Fracture Modes and Crack Growth

There are three different fracture modes in which a crack can be loaded: (I) opening, (II) in-plane shear, (III) out-of-plane shear. Note that brittle crack growth typically occurs in Mode I.

Fracture modes

The following images show the directions in which brittle cracks typically grow.

Stress Intensity Factors

The stress field in front of a mode I crack is given by:

Stress field

Here, KI is called the stress intensity factor. Note that the stress goes to infinity at the crack tip (r=0). In the crack plane (θ=0) the opening stress is \( \sigma_{yy} = K_I / \sqrt{2 \pi r}\). If we set the vertical opening stress to the yield stress, then the plastic zone size can be obtained:

\( r_y =\displaystyle \frac{1}{2\pi} \left(\frac{K_I}{\sigma_y} \right)^2\)

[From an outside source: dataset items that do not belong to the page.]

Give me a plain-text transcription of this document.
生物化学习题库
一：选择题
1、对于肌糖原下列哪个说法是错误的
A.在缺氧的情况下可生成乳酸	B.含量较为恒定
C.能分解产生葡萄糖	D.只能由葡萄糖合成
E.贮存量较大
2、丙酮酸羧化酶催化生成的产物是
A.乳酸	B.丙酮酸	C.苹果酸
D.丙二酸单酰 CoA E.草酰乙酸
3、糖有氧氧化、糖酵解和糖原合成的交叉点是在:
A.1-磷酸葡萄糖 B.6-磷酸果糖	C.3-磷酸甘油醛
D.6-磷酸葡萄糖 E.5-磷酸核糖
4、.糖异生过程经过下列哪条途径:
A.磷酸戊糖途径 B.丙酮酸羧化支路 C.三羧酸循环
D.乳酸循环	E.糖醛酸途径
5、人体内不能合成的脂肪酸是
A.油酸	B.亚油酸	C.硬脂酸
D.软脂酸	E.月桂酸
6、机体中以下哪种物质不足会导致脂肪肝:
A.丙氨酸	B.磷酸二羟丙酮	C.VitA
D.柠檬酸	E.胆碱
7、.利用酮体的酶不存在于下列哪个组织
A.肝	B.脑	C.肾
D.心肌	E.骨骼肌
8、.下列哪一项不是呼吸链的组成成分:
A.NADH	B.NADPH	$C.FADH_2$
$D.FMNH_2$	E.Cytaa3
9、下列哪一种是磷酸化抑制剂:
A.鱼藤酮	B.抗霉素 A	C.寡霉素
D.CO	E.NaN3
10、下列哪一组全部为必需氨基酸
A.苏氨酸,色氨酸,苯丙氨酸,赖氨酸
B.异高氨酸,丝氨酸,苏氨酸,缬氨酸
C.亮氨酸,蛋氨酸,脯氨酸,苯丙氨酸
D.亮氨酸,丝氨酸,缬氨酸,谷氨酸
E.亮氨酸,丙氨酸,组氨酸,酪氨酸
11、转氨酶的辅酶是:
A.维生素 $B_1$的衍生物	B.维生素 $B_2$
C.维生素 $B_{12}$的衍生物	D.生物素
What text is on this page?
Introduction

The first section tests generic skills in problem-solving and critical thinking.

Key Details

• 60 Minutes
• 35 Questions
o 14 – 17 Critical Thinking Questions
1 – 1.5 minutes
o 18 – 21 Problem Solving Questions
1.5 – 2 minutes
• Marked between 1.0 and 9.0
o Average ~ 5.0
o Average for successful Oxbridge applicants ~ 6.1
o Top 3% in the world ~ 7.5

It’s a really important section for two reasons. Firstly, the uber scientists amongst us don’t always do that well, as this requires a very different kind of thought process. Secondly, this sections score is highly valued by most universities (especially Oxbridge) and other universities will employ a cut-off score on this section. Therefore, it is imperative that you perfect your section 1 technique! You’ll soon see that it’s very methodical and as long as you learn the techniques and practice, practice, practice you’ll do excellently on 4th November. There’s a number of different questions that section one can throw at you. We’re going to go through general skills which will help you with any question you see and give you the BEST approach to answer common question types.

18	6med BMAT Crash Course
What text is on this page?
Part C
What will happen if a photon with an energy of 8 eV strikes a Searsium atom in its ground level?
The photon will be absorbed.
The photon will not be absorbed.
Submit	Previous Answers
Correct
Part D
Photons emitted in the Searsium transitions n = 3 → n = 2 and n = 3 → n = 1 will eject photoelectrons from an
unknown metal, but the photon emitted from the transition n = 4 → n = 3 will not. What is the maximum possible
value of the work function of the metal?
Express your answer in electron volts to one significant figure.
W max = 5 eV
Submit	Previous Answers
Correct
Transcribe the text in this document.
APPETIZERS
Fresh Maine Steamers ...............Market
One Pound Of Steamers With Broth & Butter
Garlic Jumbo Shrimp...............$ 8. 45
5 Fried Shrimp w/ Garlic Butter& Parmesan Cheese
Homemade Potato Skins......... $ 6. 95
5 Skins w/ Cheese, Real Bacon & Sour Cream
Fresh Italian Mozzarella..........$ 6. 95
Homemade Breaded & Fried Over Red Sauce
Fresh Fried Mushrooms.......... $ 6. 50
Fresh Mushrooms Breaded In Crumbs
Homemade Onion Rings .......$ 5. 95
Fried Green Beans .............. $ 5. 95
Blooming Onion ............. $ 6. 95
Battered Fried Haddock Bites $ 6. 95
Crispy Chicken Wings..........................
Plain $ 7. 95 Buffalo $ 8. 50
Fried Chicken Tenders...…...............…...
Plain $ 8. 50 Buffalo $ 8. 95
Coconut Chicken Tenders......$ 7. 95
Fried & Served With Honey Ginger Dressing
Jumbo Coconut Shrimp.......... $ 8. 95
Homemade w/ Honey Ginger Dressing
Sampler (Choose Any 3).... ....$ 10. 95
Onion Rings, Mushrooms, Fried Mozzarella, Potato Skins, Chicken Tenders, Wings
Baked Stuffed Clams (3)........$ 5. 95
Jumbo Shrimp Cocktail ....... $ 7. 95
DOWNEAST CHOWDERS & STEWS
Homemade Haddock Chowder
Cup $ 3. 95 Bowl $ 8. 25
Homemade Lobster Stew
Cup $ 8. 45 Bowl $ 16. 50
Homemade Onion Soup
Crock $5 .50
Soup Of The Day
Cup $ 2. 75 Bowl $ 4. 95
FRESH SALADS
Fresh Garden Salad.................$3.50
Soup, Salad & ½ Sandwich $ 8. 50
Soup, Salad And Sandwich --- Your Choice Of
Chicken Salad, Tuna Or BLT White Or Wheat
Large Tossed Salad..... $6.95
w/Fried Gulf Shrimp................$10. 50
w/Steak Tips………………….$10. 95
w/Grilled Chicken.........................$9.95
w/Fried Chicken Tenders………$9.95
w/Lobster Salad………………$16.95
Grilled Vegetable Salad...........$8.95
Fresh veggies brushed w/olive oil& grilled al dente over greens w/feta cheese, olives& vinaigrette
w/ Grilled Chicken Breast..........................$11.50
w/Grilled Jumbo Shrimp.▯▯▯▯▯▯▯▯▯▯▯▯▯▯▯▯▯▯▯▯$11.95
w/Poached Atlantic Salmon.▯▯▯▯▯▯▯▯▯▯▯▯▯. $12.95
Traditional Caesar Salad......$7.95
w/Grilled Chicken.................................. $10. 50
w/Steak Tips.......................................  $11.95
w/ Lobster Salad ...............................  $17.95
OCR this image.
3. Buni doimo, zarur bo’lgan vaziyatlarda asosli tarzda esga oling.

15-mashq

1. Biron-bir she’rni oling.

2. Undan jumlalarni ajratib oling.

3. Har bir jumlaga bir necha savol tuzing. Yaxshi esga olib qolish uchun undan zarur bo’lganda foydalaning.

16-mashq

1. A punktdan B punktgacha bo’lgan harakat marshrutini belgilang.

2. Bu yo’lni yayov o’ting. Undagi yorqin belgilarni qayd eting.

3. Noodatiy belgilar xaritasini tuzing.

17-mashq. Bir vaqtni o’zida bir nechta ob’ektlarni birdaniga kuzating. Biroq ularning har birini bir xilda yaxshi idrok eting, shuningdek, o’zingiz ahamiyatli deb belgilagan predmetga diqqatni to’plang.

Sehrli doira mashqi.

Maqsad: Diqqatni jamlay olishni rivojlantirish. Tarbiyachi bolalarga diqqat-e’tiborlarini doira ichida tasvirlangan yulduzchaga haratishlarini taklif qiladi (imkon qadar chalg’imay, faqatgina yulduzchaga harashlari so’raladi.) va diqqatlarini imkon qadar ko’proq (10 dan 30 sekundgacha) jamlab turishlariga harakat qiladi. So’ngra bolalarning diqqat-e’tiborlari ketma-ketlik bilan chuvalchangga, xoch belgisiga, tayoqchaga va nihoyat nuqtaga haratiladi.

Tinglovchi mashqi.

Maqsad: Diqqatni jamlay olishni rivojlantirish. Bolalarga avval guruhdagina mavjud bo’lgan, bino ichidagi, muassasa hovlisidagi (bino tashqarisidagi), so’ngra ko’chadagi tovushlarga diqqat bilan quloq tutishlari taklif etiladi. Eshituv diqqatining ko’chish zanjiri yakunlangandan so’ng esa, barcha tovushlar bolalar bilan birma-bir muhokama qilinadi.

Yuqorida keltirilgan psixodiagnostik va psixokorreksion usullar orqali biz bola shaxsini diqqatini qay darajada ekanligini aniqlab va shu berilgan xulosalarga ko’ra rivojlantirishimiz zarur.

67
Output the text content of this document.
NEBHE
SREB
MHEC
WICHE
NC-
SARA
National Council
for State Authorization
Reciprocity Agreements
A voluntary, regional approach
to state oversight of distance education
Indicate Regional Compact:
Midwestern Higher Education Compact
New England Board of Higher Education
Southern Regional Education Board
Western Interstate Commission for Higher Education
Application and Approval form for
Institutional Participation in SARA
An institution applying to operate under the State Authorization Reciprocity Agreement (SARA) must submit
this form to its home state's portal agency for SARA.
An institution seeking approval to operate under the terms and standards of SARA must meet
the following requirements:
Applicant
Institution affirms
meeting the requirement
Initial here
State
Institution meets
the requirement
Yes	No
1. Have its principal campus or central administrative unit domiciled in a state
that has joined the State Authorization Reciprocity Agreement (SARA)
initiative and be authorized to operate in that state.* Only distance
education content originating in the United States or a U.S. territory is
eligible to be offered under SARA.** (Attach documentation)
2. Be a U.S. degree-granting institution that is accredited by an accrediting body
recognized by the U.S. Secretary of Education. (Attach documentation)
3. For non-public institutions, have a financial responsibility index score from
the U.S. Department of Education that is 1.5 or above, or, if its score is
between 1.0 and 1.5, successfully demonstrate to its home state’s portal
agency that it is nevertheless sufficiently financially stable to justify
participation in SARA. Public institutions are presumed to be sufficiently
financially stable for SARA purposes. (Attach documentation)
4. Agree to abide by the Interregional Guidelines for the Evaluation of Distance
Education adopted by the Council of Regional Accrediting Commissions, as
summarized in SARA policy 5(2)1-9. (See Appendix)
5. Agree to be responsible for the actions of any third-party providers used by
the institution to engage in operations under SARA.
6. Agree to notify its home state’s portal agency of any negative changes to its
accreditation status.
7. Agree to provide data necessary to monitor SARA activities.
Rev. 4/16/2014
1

Outside the plastic zone there will be a region where the stress is dominated by K. In general, the stress intensity factor is given by: \( K_I = A \sigma \sqrt{\pi c}\), and the fracture condition is: \(K_I \ge K_{IC}\). In these equations A is a dimensionless geometric factor. It can also be shown that \(G_{IC} = K_{IC}^2 / E\). Note that there are handbooks that contain stress intensity factors as a function crack and specimen geometry, and it is also possible to determine the K values using FEA (I discuss more about that in my article on elastic-plastic fracture mechanics). 

Experimental LEFM Testing

ASTM D5045 contains information about how to experimentally determine the critical stress intensity factor using a single tension test using a compact tension specimen (see image below). For the experimental fracture tests to be valid the specimen dimensions need to exceed about 15 times the plastic zone size. This requirement is quite difficult to satisfy for ductile polymers, and is one of the reasons why elastic-plastic fracture mechanics is often preferred.


Linear Elastic Fracture Mechanics (LEFM) is a simple and well-known theory. In practice, however, it is not that useful for polymers due to their non-linear viscoplastic response. For these reasons I typically use Elastic-Plastic Fracture Mechanics (EPFM).